The U.S. Securities and Exchange Commission ("SEC") recently took a similar position in its report published in July 2017 on the ICO of the German startup "The DAO," in which the SEC came to the conclusion that the underlying tokens qualify as securities within the meaning of U.S. securities laws. Subsequently, various U.S. companies (such as Protocol Labs, Inc., which raised US$257 million during its FileCoin ICO in 2017) structured their fundraising in two steps in order to avoid tokens being issued before they can be used for consumption. In the first step, Simple Agreements for Future Tokens ("SAFTs") are concluded, by which accredited investors acquire the right to purchase future tokens once the network is fully developed and launched. The token emission itself is deferred until the platform is eventually completed and the tokens have "utility," i.e. may be used for the purchase of the goods or services developed by the issuer. However, the SAFT framework has given rise to concerns, including whether it satisfies U.S. securities laws or even creates greater risk under them.

Tokens qualifying as a "security" within the meaning of the WpHG are subject to capital market regulations applicable to securities, in particular prospectus requirements pursuant to the Securities Prospectus Act (Wertpapierprospektgesetz, "WpPG") or, as of July 21, 2019, the EU Prospectus Regulation (EU) 2017/1129 ("Prospectus Regulation") and trading regulations in accordance with WpHG and MiFID II (e.g., market abuse regulations such as the prohibition of insider trading). Further, depending on the specific business model, an BaFin's authorization under the KWG may be required as well.

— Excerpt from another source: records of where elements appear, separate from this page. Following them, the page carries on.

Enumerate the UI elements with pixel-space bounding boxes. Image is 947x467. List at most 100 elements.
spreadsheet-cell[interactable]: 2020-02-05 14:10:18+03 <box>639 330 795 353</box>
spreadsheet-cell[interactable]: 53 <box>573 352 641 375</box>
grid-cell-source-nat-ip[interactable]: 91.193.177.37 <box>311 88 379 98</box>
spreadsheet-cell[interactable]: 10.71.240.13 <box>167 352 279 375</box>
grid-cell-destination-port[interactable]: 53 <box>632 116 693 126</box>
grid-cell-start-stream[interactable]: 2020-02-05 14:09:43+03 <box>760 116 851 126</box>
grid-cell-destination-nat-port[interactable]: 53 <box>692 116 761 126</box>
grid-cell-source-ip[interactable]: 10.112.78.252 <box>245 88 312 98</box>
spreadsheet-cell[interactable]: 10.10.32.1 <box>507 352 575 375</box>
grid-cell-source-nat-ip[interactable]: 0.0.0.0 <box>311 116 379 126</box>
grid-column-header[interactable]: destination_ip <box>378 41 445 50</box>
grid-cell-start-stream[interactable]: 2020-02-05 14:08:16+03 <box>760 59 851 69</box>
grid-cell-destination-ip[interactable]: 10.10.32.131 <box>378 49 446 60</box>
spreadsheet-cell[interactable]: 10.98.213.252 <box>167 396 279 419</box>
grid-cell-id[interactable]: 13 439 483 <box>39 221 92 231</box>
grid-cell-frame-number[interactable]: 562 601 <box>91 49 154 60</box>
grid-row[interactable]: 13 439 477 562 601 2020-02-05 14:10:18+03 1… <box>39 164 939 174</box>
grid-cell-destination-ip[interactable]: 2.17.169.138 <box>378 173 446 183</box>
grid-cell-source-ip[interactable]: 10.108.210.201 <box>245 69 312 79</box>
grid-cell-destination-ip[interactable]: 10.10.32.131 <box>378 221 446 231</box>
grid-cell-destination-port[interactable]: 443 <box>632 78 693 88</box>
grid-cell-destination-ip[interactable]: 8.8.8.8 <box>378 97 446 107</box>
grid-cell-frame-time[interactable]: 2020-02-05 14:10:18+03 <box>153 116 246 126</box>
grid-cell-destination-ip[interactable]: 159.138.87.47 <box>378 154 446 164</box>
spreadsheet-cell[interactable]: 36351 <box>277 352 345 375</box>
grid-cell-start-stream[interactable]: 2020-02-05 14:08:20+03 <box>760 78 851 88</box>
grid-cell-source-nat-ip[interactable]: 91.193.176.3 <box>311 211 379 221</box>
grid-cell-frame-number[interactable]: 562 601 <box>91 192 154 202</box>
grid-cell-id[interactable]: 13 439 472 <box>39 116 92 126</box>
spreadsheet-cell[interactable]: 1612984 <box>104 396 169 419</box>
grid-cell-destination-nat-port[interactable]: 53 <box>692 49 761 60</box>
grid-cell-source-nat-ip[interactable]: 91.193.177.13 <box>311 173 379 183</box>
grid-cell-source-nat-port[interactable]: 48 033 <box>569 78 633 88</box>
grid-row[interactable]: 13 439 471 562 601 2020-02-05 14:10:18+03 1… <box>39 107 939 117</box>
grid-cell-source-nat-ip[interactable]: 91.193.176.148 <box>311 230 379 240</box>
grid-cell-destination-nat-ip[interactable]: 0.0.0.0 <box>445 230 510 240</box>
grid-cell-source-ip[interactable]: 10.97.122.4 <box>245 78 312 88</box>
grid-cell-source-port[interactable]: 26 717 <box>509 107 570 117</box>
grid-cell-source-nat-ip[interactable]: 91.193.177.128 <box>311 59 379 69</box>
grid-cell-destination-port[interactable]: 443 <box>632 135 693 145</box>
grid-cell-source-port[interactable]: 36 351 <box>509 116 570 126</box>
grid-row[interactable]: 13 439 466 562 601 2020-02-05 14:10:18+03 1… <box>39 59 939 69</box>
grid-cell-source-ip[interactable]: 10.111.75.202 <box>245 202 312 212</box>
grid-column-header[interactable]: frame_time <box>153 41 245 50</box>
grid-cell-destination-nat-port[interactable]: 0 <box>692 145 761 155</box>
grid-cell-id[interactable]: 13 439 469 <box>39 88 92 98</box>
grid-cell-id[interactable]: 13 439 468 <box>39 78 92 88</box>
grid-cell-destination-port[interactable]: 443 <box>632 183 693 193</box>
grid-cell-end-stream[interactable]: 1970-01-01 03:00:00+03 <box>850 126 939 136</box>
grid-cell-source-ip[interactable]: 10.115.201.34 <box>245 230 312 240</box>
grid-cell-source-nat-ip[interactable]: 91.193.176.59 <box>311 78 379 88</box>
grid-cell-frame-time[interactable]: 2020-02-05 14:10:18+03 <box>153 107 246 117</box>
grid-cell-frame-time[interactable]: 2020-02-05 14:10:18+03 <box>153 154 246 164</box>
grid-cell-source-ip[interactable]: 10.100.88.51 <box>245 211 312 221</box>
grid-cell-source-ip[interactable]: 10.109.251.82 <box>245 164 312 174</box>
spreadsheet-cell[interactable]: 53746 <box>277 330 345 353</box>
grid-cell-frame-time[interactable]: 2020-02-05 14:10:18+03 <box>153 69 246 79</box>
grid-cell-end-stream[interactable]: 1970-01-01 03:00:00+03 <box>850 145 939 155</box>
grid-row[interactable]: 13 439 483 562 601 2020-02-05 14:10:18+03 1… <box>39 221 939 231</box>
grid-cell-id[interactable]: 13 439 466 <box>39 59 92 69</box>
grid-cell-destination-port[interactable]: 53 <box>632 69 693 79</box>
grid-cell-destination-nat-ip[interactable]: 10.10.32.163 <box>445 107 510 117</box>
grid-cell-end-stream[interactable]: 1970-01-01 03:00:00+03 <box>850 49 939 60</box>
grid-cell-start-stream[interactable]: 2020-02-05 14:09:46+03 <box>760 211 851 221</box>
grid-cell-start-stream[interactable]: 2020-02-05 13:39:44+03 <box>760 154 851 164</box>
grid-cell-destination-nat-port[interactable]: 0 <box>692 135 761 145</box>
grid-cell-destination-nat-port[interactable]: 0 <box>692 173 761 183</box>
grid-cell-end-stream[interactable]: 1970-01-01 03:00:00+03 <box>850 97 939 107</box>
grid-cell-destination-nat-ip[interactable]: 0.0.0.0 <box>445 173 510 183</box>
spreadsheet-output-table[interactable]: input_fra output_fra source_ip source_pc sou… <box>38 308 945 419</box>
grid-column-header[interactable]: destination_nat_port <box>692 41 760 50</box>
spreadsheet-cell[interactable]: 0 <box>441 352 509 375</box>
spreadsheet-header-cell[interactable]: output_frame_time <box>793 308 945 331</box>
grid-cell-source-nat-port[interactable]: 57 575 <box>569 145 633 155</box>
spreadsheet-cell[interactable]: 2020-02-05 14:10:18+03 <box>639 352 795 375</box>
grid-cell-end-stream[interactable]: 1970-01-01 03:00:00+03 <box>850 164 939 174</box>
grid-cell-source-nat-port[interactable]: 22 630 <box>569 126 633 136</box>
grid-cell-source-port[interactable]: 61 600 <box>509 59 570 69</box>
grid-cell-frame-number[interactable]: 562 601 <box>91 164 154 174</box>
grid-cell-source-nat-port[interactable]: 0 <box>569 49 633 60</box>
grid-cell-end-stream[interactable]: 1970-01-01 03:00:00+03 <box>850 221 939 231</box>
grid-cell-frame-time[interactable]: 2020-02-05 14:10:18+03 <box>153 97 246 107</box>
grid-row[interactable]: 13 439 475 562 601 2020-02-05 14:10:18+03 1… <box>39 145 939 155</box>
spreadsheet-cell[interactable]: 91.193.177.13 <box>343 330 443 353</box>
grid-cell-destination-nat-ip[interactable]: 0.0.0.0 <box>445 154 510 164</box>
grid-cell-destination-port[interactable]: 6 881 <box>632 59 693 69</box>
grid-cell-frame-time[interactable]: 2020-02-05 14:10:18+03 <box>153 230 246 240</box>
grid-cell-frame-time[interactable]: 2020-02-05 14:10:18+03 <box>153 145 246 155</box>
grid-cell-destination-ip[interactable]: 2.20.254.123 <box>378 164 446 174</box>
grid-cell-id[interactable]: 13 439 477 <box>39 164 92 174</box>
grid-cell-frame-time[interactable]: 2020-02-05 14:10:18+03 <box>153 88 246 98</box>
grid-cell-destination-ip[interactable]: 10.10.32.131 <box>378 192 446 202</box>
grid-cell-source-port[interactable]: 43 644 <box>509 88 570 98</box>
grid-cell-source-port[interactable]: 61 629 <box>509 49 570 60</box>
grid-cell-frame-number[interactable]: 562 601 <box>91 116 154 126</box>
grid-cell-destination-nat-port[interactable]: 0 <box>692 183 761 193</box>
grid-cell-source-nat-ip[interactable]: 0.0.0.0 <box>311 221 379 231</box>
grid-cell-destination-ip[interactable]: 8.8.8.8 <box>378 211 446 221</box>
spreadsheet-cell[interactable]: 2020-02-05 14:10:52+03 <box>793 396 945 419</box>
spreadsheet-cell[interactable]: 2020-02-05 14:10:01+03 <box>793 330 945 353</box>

In view of prospectus requirements, an intervention of the European legislator might be desirable: The current prospectus regime, including the one contemplated by the Prospectus Regulation that will be applicable as of July 2019, does not address the specific information needs of ICO investors. Accordingly, the European legislator should take the opportunity to complement the Prospectus Regulation by requiring blockchain-specific information providing answers to, for example, the following questions: How does the decentralized business model work? What is the underlying blockchain technology? Have the relevant smart contracts been audited? Which rights are associated with the tokens? On which secondary markets will the token be tradable, if at all? Which regulatory provisions apply?

How are Utility Tokens Classified?

Issuers who want to avoid being subject to any regulatory requirements usually claim their tokens to be "pure utility tokens." According to the Article, pure utility tokens entitle their owners exclusively to the acquisition of a real economy service or good and not to any financial compensation. Such pure utility tokens are usually not subject to any regulatory provisions. However, as stated above, utility tokens tend to have a hybrid nature and often combine elements of equity or payments tokens as well. For example, if a utility token also serves as a means of payment, it is likely to be qualified as a "unit of account" and therefore as a "financial instrument" within the meaning of the KWG. According to the BaFin article, it needs to be ascertained first whether the token qualifies as a payment token or as an equity token. Only if such assessment is negative would BaFin assume that the token qualifies as a pure utility token that does not entail any regulatory consequences.

Three Key Takeaways

  1. Although the BaFin article of August 2018 provides some additional clarity as to the regulatory classification of so-called "utility tokens," companies envisaging an ICO should seek legal advice in order to avoid any risks.
  2. Participants should allow sufficient time for contacting BaFin to clarify questions relating to the applicability of regulatory requirements.
  3. Legislative initiatives and administrative practice in view of ICO and token regulation are likely to evolve, so market participants should closely monitor further developments.